E in questo momento la Russia conta proprio sulla Cina per non implodere sotto il peso delle sanzioni imposte dall’Occidente a motivo dell’Ucraina. Il governo cinese questo lo sa molto bene, per cui, se da un lato non contraddice formalmente l’alleato russo, dall’altro sembra portare avanti la sua linea multilaterale, senza esporsi ma con decisione. I colloqui di Roma, appena conclusi, fra il consigliere statunitense per la sicurezza nazionale, Jake Sullivan, e il direttore dell’Ufficio della Commissione centrale degli Affari esteri cinese, Yang Jiechi, lasciano intendere, al di là delle minacce-illazioni statunitensi, che i cinesi non intendono schierarsi: “La Cina non è parte della crisi (ucraina) e ancor meno vuole essere colpita dalle sanzioni”, hanno detto i dirigenti di Pechino.
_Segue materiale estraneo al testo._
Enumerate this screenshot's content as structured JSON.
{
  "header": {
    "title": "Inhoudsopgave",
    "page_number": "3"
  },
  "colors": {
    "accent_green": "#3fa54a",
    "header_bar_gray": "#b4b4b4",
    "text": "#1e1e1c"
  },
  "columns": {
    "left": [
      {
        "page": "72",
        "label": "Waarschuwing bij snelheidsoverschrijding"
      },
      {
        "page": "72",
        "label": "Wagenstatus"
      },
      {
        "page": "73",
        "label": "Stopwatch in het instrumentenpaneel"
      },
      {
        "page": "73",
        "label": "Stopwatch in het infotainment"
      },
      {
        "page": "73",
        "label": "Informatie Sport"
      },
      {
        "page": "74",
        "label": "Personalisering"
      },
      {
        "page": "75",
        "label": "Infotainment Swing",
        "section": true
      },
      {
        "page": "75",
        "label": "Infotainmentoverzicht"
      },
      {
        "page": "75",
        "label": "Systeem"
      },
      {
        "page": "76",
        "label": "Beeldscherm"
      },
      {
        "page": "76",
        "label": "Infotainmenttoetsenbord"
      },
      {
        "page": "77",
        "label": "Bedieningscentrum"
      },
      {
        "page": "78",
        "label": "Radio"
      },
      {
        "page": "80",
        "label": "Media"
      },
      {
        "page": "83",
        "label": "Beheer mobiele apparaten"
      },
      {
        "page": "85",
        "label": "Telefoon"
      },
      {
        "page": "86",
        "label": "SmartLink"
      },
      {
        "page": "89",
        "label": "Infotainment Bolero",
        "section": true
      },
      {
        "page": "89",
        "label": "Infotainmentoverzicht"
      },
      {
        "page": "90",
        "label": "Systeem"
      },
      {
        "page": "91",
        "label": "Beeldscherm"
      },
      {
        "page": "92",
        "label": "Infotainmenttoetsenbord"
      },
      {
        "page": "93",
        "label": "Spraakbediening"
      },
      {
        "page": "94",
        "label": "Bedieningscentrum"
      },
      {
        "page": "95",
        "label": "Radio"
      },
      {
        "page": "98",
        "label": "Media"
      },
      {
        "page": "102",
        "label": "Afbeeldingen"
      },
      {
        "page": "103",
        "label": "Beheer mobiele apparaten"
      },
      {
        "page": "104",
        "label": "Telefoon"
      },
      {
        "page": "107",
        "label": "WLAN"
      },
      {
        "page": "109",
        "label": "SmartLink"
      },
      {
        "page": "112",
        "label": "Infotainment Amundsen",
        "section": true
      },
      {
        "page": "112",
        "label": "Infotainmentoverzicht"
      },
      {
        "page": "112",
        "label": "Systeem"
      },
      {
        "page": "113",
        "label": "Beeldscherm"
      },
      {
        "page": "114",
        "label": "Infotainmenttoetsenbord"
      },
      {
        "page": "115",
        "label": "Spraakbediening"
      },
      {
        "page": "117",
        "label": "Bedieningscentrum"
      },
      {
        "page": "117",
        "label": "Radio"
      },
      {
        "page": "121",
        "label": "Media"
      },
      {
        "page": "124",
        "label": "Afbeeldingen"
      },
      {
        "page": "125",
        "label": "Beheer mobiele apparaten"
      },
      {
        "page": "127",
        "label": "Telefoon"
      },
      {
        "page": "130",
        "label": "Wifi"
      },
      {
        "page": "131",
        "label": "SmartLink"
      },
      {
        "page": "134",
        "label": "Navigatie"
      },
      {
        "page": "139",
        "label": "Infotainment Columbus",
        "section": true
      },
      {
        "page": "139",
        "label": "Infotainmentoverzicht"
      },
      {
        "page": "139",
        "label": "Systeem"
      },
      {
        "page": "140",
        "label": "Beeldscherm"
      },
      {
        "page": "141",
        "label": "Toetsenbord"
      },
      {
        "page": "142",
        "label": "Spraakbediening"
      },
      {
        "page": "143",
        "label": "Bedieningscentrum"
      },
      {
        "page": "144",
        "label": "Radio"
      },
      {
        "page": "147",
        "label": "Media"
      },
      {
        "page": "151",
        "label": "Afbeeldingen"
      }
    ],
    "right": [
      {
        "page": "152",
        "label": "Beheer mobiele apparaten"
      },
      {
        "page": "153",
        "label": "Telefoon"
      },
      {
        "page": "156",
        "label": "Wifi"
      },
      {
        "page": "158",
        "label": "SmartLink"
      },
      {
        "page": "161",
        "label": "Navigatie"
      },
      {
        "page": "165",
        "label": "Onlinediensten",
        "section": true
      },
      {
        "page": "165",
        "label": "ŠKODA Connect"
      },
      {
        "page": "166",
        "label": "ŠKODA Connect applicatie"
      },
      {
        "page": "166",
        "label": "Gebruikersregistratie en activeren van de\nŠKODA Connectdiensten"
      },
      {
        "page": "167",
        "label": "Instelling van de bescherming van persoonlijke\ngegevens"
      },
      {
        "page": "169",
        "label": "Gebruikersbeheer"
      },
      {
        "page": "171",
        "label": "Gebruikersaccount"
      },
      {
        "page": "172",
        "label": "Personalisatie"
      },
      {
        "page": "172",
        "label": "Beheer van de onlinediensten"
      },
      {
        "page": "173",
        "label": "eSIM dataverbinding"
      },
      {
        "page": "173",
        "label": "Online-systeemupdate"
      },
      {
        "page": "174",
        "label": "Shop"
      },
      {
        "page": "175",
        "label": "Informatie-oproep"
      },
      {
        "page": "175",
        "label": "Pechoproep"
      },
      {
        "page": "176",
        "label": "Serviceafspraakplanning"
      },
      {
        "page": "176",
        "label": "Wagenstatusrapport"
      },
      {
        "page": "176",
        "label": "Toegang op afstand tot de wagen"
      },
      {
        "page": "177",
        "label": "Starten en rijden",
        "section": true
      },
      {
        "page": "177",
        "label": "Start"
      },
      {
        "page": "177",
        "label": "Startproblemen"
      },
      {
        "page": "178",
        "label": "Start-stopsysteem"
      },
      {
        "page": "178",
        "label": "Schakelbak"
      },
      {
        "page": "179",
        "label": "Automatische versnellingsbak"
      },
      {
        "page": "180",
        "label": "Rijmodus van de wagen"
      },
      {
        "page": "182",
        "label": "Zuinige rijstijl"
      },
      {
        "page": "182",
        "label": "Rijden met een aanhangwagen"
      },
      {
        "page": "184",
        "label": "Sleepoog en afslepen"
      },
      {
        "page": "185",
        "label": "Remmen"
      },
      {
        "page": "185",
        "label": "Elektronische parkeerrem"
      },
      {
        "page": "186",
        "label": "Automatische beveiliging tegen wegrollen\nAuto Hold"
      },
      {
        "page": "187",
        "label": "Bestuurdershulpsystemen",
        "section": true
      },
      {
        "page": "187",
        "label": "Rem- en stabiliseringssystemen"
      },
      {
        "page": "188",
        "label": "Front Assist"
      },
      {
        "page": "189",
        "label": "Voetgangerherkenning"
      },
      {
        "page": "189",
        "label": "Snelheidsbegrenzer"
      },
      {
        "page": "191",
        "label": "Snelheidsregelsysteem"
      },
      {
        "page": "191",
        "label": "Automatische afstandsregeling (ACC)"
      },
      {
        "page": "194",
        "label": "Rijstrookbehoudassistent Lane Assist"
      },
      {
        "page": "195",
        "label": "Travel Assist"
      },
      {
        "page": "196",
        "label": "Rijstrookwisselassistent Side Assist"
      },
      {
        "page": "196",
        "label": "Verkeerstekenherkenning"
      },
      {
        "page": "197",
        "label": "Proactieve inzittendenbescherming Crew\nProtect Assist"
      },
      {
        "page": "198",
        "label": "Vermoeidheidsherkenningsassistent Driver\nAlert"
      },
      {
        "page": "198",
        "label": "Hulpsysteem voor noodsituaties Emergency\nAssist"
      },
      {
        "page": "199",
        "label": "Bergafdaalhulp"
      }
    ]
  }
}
Più di così non è dato sapere, ma ci deve bastare, secondo i cinesi. Per quanto riguarda i nuovi accordi Jcpoa, il 15 marzo il portavoce del ministero degli Esteri cinese, Zhao Lijian, ha ribadito l’auspicio di un aumento degli “sforzi diplomatici per un consenso sulle questioni in sospeso in tempi brevi… In quanto iniziatori della crisi nucleare iraniana, gli Usa dovrebbero prendere una decisione politica quanto prima e rispondere alle legittime preoccupazioni dell’Iran”.